Arkansas’ nickname of the “Natural State” might grab the attention of hikers in search of solitude, but it’s the hidden wilderness waterfalls that truly draw wilderness lovers. Whether sprinkling, cascading or thundering, waterfalls accent the bluff lines throughout northwest Arkansas’ forests. Nature photographer, hiker, spelunker and trail advocate Tim Ernst lists no fewer than 134 waterfalls in his “Arkansas Waterfall Guidebook.” This means there’s something for everyone, but a few waterfalls stand out for their unique characteristics.
Lost Valley Waterfalls
With bluffs stretching to the sky below and mazes of boulders dotting the landscape, it’s easy to feel as if you’ve hiked into the “Land of the Lost” while exploring Lost Valley. A moderately easy hiking trail leads to Lower Eden Falls, arguably one of the most beautiful waterfalls in Arkansas. During high water, it’s hard to hear yourself talk over the thunderous rush of water as it spirals past fern-covered ledges and pours along the base of Cobb Cave. The hike also provides views of Middle Eden falls, a smaller waterfall cascading beneath a natural rock bridge, and a series of falls dubbed Armadillo Falls if you’re willing to hike a bit off the path. Better yet, a slightly more strenuous hike to Eden Falls Cave will lead you to an underground waterfall that pours almost magically from the cave’s rock ceiling. This remains one of the few underground waterfalls open to recreational caving.
Hemmed In Hollow
The hike to Hemmed in Hollow is not for the faint of heart, but visitors claim this difficult hike is worth the exertion. Those who brave the steep and rocky five-mile round-trip hike are reworded with the tallest waterfall in existence between the Appalachian and Rocky mountains. The waterfall has been reported to plummet between 210 and 220 feet – few people would likely squabble over the difference. Another beauty, Diamond Falls hides just around the corner from Hemmed in Hollow Falls. Both falls have received five-star beauty ratings from Tim Ernst.

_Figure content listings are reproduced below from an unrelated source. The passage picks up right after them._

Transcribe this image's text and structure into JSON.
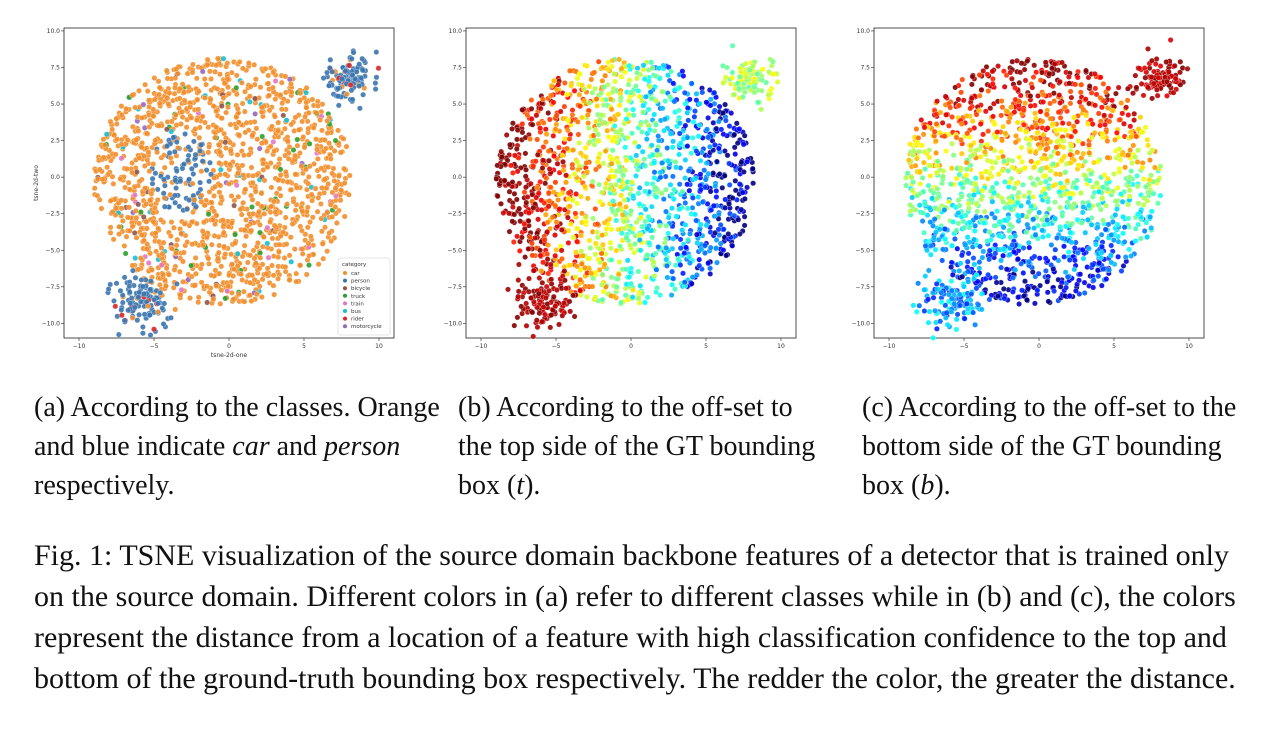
{
  "chart_data": [
    {
      "id": "a",
      "type": "scatter",
      "xlabel": "tsne-2d-one",
      "ylabel": "tsne-2d-two",
      "xlim": [
        -11,
        11
      ],
      "ylim": [
        -11,
        10.2
      ],
      "x_ticks": [
        "−10",
        "−5",
        "0",
        "5",
        "10"
      ],
      "y_ticks": [
        "10.0",
        "7.5",
        "5.0",
        "2.5",
        "0.0",
        "−2.5",
        "−5.0",
        "−7.5",
        "−10.0"
      ],
      "legend_title": "category",
      "legend_position": "lower-right",
      "legend": [
        {
          "name": "car",
          "color": "#f28e2b"
        },
        {
          "name": "person",
          "color": "#3b75af"
        },
        {
          "name": "bicycle",
          "color": "#8c564b"
        },
        {
          "name": "truck",
          "color": "#2ca02c"
        },
        {
          "name": "train",
          "color": "#e377c2"
        },
        {
          "name": "bus",
          "color": "#17becf"
        },
        {
          "name": "rider",
          "color": "#d62728"
        },
        {
          "name": "motorcycle",
          "color": "#9467bd"
        }
      ]
    },
    {
      "id": "b",
      "type": "scatter",
      "xlabel": "",
      "ylabel": "",
      "xlim": [
        -11,
        11
      ],
      "ylim": [
        -11,
        10.2
      ],
      "x_ticks": [
        "−10",
        "−5",
        "0",
        "5",
        "10"
      ],
      "y_ticks": [
        "10.0",
        "7.5",
        "5.0",
        "2.5",
        "0.0",
        "−2.5",
        "−5.0",
        "−7.5",
        "−10.0"
      ],
      "colormap": "rainbow",
      "color_meaning": "offset to top side"
    },
    {
      "id": "c",
      "type": "scatter",
      "xlabel": "",
      "ylabel": "",
      "xlim": [
        -11,
        11
      ],
      "ylim": [
        -11,
        10.2
      ],
      "x_ticks": [
        "−10",
        "−5",
        "0",
        "5",
        "10"
      ],
      "y_ticks": [
        "10.0",
        "7.5",
        "5.0",
        "2.5",
        "0.0",
        "−2.5",
        "−5.0",
        "−7.5",
        "−10.0"
      ],
      "colormap": "rainbow",
      "color_meaning": "offset to bottom side"
    }
  ],
  "subcaptions": {
    "a": {
      "pre": "(a) According to the classes. Orange and blue indicate ",
      "em1": "car",
      "mid": " and ",
      "em2": "person",
      "post": " respectively."
    },
    "b": {
      "pre": "(b) According to the off-set to the top side of the GT bounding box (",
      "em": "t",
      "post": ")."
    },
    "c": {
      "pre": "(c) According to the off-set to the bottom side of the GT bounding box (",
      "em": "b",
      "post": ")."
    }
  },
  "figure_caption": {
    "label": "Fig. 1:",
    "text": "TSNE visualization of the source domain backbone features of a detector that is trained only on the source domain. Different colors in (a) refer to different classes while in (b) and (c), the colors represent the distance from a location of a feature with high classification confidence to the top and bottom of the ground-truth bounding box respectively. The redder the color, the greater the distance."
  }
}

Glory Hole almost qualifies as an underground waterfall, although you won’t have to go spelunking to view this beauty. Glory Hole is one mile off Highway 16 near the town of Deer, a short but strenuous hike. This leads to a waterfall that plunges more than 30 feet through a large opening in a cliff-side grotto. What’s best, you can view this waterfall from above or below if you are willing to add a short side-trek.
Although the Arkansas River Valley isn’t bursting with as many waterfalls as the Arkansas Ozarks, the region still boats a handful of nice falls. One favorite of locals and tourists is Cedar Falls, located at the base of a forest pathway constructed by the Civilian Conservation Corps in the 1930s and maintained by Petit Jean State Park. This 95-foot waterfall received a beauty rating of 5 – the highest ranking possible – from Tim Ernst. Don’t expect to have the place to yourself, but the scattered boulders and rocks provide ample room for your own space, privacy and perhaps a picnic. If you don’t care to picnic, you can rest and replenish after your hike at the restaurant and lodge that sits at the entrance to the Cedar Valley Trail. As an extra bonus, you can view the fall from a wide, well-constructed boardwalk above. The boardwalk is wheelchair-friendly, making Cedar Falls one of the few magnificent waterfalls in Arkansas that is accessible to anyone.